High-cost AI compute chips, like GPUs, require system architectures and training parameters to maximize computational power. As model parameters and data grow exponentially, the demand for computing power increases rapidly, placing higher demands on underlying I/O devices like SSDs.
Using DLIO Benchmark deep learning I/O performance testing tool, a single PBlaze7 7940 PCIe 5.0 SSD saves nearly 1,000 seconds over 5 epochs when loading 3TB of training data in the Unet3D model training test.
Compared to PCIe 4.0 SSDs, the PBlaze7 7940 saved 42.6% of elapsed time in the test, which helps training tasks complete faster.
Typical AI model training tasks go through dozens or even hundreds of epochs, and a lot of time is saved for more training tasks, bringing higher benefits and returns.
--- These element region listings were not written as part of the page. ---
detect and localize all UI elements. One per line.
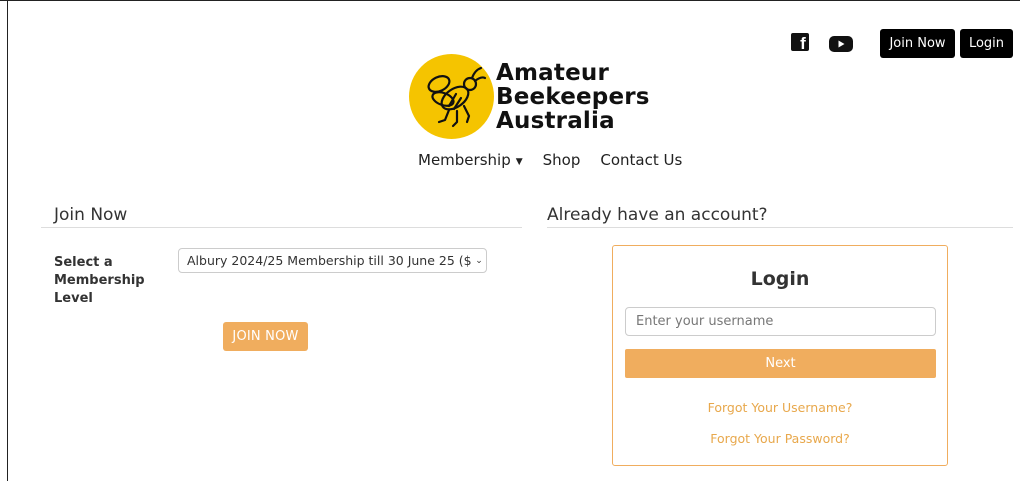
nav-item-membership[interactable]: Membership ▼ xyxy=(418,151,523,169)
facebook-icon[interactable]: f xyxy=(791,33,809,51)
logo-line-amateur: Amateur xyxy=(496,60,609,86)
header-join-now-button[interactable]: Join Now xyxy=(880,29,955,58)
forgot-password-link[interactable]: Forgot Your Password? xyxy=(613,431,947,446)
login-heading: Login xyxy=(750,268,810,290)
join-now-button[interactable]: JOIN NOW xyxy=(223,322,308,351)
page-frame-top xyxy=(0,0,1020,1)
page-frame-left xyxy=(7,0,8,481)
bee-icon[interactable] xyxy=(409,54,494,139)
header-login-button[interactable]: Login xyxy=(960,29,1013,58)
youtube-icon[interactable] xyxy=(829,36,853,52)
nav-item-shop[interactable]: Shop xyxy=(543,151,581,169)
level-label-line-1: Select a xyxy=(54,255,113,270)
logo-line-beekeepers: Beekeepers xyxy=(496,84,650,110)
chevron-down-icon: ⌄ xyxy=(475,255,483,266)
nav-item-contact-us[interactable]: Contact Us xyxy=(600,151,682,169)
login-panel: Login Next Forgot Your Username? Forgot … xyxy=(612,245,948,466)
nav-membership-label: Membership xyxy=(418,151,511,169)
account-divider xyxy=(547,227,1013,228)
level-label-line-2: Membership xyxy=(54,273,145,288)
join-now-heading: Join Now xyxy=(54,205,128,225)
next-button[interactable]: Next xyxy=(625,349,936,378)
username-input[interactable] xyxy=(625,307,936,336)
join-divider xyxy=(41,227,522,228)
site-logo-text[interactable]: Amateur Beekeepers Australia xyxy=(496,61,650,133)
forgot-username-link[interactable]: Forgot Your Username? xyxy=(613,400,947,415)
main-nav: Membership ▼ Shop Contact Us xyxy=(418,151,682,169)
membership-level-label: Select a Membership Level xyxy=(54,254,154,308)
level-label-line-3: Level xyxy=(54,291,93,306)
logo-line-australia: Australia xyxy=(496,108,615,134)
already-have-account-heading: Already have an account? xyxy=(547,205,768,225)
membership-level-select[interactable]: Albury 2024/25 Membership till 30 June 2… xyxy=(178,248,487,273)
membership-level-selected: Albury 2024/25 Membership till 30 June 2… xyxy=(187,253,472,268)
caret-down-icon: ▼ xyxy=(515,157,523,167)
In a test environment configured with 8 GPUs, a single PBlaze7 7940 SSD can still maintain these GPUs at over 90% utilization.
A single PBlaze7 7940 SSD delivers more than 10GB/s of I/O processing speed to the GPU in the Unet3D training task.
During the training data loading session, the PBlaze7 7940 SSD reads data at nearly full speed, dramatically reducing the performance impact of SSD read operations.
In training tasks with large datasets that can't all be kept in memory, increasing NVMe SSD performance effectively reduces the time memory spends waiting for data.
Delivers 14GB/s sequential read performance and 2800K IOPS 4K random read performance, both twice that of PCIe 4.0 SSDs.
Up to 30.72TB with 2.5-inch form factor, and 15.36TB with E1.S form factor, doubling the level of capacity while maintaining 2X performance.
Significantly reduces the number of servers and switches required for the same level of storage, allowing a greater number of accelerators to be configured, laying the groundwork for a sustained increase in the level of computing power.